The Mekong Delta looks like a giant has stuck his hands into the rich alluvial sands and scraped a series of deep trenches running towards the sea. The river system, for by this point it is no longer a single river, is absolutely huge – is made up of great wide swathes of brown water. Overloaded boats chug, and they all do chug, along filled with sand, wood, and assorted other goods.
We rode over many bridges today and caught several ferries. The bridges are all little hump-backed affairs with small, bicycle-bumping lips at the beginning and end. The ferries are clearly the life-blood of the area, they are practical, functional, chugging beasts.
Near most of the ferry ramps there are small clusters of industry. We visited a sawmill where they take logs in and cut them into planks and then in the rest of the workshop create beds and chairs and stools.
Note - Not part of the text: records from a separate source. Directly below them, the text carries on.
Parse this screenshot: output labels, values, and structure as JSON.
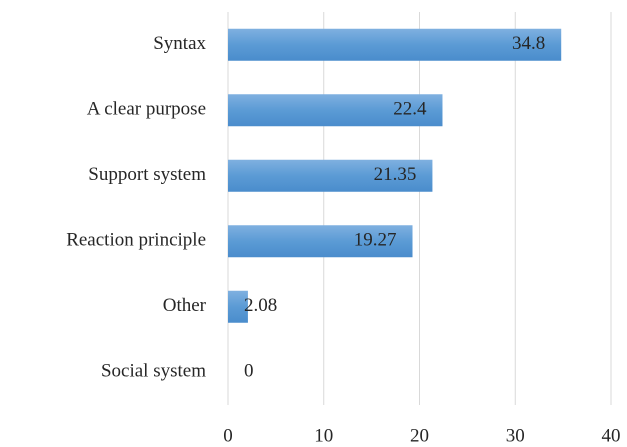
{
  "chart_data": {
    "type": "bar",
    "orientation": "horizontal",
    "categories": [
      "Syntax",
      "A clear purpose",
      "Support system",
      "Reaction principle",
      "Other",
      "Social system"
    ],
    "values": [
      34.8,
      22.4,
      21.35,
      19.27,
      2.08,
      0
    ],
    "color": "#5b9bd5",
    "xlim": [
      0,
      40
    ],
    "xticks": [
      0,
      10,
      20,
      30,
      40
    ],
    "grid": true
  }
}
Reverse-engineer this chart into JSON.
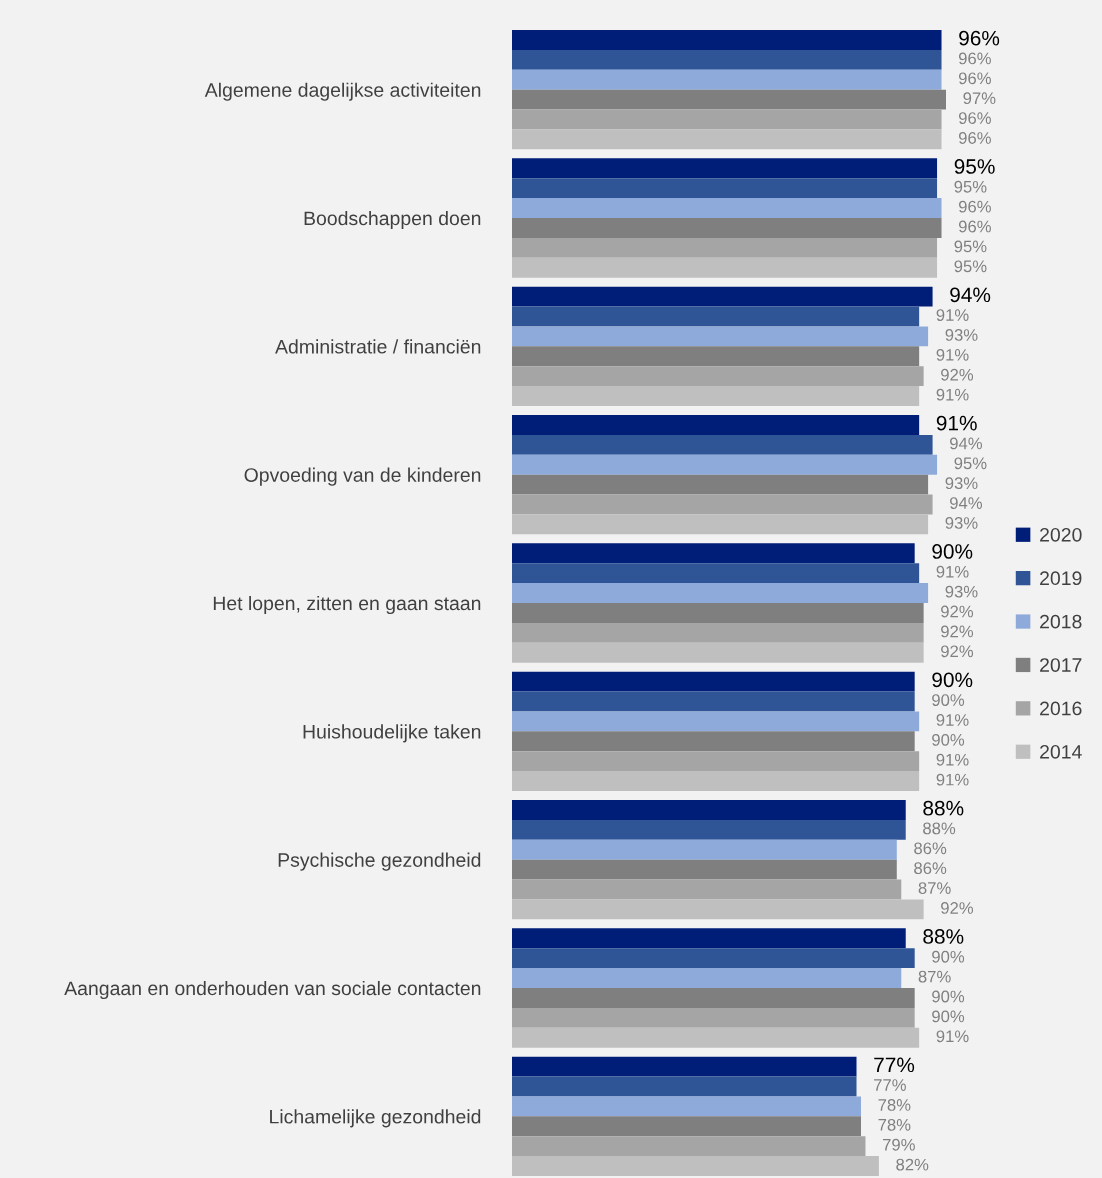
{
  "chart_data": {
    "type": "bar",
    "orientation": "horizontal",
    "legend": "right",
    "tick_labels": "y",
    "grid": false,
    "categories": [
      "Algemene dagelijkse activiteiten",
      "Boodschappen doen",
      "Administratie / financiën",
      "Opvoeding van de kinderen",
      "Het lopen, zitten en gaan staan",
      "Huishoudelijke taken",
      "Psychische gezondheid",
      "Aangaan en onderhouden van sociale contacten",
      "Lichamelijke gezondheid"
    ],
    "series": [
      {
        "name": "2020",
        "color": "#001e78",
        "values": [
          96,
          95,
          94,
          91,
          90,
          90,
          88,
          88,
          77
        ],
        "value_labels": [
          "96%",
          "95%",
          "94%",
          "91%",
          "90%",
          "90%",
          "88%",
          "88%",
          "77%"
        ]
      },
      {
        "name": "2019",
        "color": "#2f5597",
        "values": [
          96,
          95,
          91,
          94,
          91,
          90,
          88,
          90,
          77
        ],
        "value_labels": [
          "96%",
          "95%",
          "91%",
          "94%",
          "91%",
          "90%",
          "88%",
          "90%",
          "77%"
        ]
      },
      {
        "name": "2018",
        "color": "#8eaadb",
        "values": [
          96,
          96,
          93,
          95,
          93,
          91,
          86,
          87,
          78
        ],
        "value_labels": [
          "96%",
          "96%",
          "93%",
          "95%",
          "93%",
          "91%",
          "86%",
          "87%",
          "78%"
        ]
      },
      {
        "name": "2017",
        "color": "#7f7f7f",
        "values": [
          97,
          96,
          91,
          93,
          92,
          90,
          86,
          90,
          78
        ],
        "value_labels": [
          "97%",
          "96%",
          "91%",
          "93%",
          "92%",
          "90%",
          "86%",
          "90%",
          "78%"
        ]
      },
      {
        "name": "2016",
        "color": "#a5a5a5",
        "values": [
          96,
          95,
          92,
          94,
          92,
          91,
          87,
          90,
          79
        ],
        "value_labels": [
          "96%",
          "95%",
          "92%",
          "94%",
          "92%",
          "91%",
          "87%",
          "90%",
          "79%"
        ]
      },
      {
        "name": "2014",
        "color": "#bfbfbf",
        "values": [
          96,
          95,
          91,
          93,
          92,
          91,
          92,
          91,
          82
        ],
        "value_labels": [
          "96%",
          "95%",
          "91%",
          "93%",
          "92%",
          "91%",
          "92%",
          "91%",
          "82%"
        ]
      }
    ]
  }
}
At another stop we watched a husband and wife blacksmithing team in action. The forge was a small concrete plinth with a pile of charcoal on it. The smith would insert the metal into the heart of the embers and use a palm tree whisk to wet the outside of the pile. Once the metal was red-hot he’d withdraw it and put it on a little cylindrical anvil. Then he and his wife would start hitting it, all without exchanging a single world.
Our third industry was brick making. Huge bee-hive kilns use rice husks to fire bricks enormous piles of bricks. The remaining burnt charcoal is used as fertiliser in the fields – a use of every single item that is pretty typical. The single, terrifying thread joining all these industries from Western eyes was the complete lack of safety equipment of any sort.
This part of Vietnam is known as the food bowl, it produces much of the country’s food. Perhaps because of this the fields are much larger than further North, and we even saw a sort of tractor in action. Our day’s riding, again about 60km, jumped between riding along tiny pathways beside canals and riding through these large fields.
Our final ferry trip for the day, took us out to an island where we stayed in a family’s house. It’s a lovely house, with rammed earth floors and basic sleeping platforms. Although quite basic it was very comfortable. The kids had a fabulous time playing hide-and-seek, while the adults enjoyed yet another tasty meal.